WASHINGTON • The US House of Representatives' centre of power took a seat towards the back of the chamber on Wednesday. Her golden mace brooch, symbol of the House and the Speaker's authority, glinted.
And when it was time to vote, House Speaker Nancy Pelosi ascended the Speaker's chair and presided over President Donald Trump's impeachment, shooting jubilant Democrats a forbidding look to stop them from clapping.
Ms Pelosi, 79, second in line to the presidency, ended the day with uncharacteristic uncertainty, repeatedly refusing to say when - or whether - the House will send the articles to the Senate for trial.
She told reporters "we'll see" whether the Senate announces terms she considers fair.
Like it or not, Ms Pelosi's role leading Mr Trump's impeachment will dramatically shape her legacy after more than 30 years in Congress.
The House voted mostly along party lines on Wednesday night, making Mr Trump only the third president formally charged in American history.
That is Ms Pelosi's to keep.
"Today, as Speaker of the House, I solemnly and sadly open the debate on the impeachment of the President of the United States,"she said.
She spent much of the day within a few steps of the cloakroom door, away from better-lit seats where the managers and members were debating impeachment.
During the debate, Democrats characterised Mr Trump's impeachment as an urgent action to stop a corrupt president, whose misdeeds had unfolded in plain view, from damaging the country any further.

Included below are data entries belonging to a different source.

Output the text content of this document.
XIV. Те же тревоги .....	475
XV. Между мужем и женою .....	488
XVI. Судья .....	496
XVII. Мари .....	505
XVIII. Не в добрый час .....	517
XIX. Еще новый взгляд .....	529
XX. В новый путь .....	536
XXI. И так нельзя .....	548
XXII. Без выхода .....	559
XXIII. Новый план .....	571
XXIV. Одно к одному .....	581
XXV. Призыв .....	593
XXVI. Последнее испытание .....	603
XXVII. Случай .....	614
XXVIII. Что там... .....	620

"Over the course of the last three months, we have found incontrovertible evidence that President Trump abused his power by pressuring the newly elected President of Ukraine to announce an investigation into President Trump's political rival," said Representative Adam Schiff, the House Intelligence Committee chairman, who led the impeachment inquiry.
"The President and his men plot on," Mr Schiff said. "The danger persists. The risk is real. Our democracy is at peril."

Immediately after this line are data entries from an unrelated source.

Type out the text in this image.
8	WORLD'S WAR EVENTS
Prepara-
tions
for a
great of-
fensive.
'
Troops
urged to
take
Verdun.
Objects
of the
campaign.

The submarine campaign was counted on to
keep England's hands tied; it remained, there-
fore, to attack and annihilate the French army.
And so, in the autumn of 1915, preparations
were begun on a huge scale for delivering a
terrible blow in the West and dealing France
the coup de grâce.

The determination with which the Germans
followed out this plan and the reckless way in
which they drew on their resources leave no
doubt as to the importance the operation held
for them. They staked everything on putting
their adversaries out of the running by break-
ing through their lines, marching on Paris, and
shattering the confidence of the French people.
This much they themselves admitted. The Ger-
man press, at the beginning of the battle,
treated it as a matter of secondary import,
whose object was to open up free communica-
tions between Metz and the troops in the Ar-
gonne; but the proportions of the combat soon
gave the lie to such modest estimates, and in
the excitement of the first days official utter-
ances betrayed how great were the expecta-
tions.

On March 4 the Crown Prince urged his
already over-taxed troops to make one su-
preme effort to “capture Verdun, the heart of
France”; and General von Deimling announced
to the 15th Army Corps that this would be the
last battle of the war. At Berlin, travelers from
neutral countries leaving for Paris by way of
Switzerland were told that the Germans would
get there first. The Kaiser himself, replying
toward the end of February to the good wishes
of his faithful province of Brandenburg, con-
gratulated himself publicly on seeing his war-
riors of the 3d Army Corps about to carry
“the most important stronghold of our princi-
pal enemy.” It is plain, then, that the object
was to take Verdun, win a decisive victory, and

Some Democrats drew from history, the founders and their own experiences, as minorities, women and some immigrants to the US spoke of seeking to honour their oath of office to uphold the Constitution.
Representative Lou Correa of California spoke in Spanish, asking God to unite the nation.
Mr Hakeem Jeffries of New York said: "In America, no one is above the law."
Ms Pelosi had earlier resisted impeachment until a whistle-blower's report revealed Mr Trump's pressure on Ukraine to investigate his political rivals. That, she said, the House could not ignore. But neither would they celebrate it.
"It is tragic that the President's reckless actions make impeachment necessary. He gave us no choice," Ms Pelosi, clad in black, said from the well of the House.
Still, not all Democrats were on board with impeachment.
Voting was conducted manually with ballots, to mark the moment.
On the first article, abuse of power, two Democrats, Mr Jeff Van Drew of New Jersey, who is considering switching parties to become a Republican, and Mr Collin Peterson of Minnesota voted against impeaching Mr Trump.
On the second article, obstruction, those two and freshman Representative Jared Golden of Maine voted against it.
Democratic Representative Tulsi Gabbard of Hawaii, who is running for president, voted "present" on both.
Still, Mr Trump, insists he is the victim of Democrats who have wanted to impeach him from the start.
He weighed in on Ms Pelosi's legacy, too, predicting on Twitter that she will go down as history's "worst Speaker".
In a letter released on the eve of voting, he said Ms Pelosi "is after the entire Republican Party".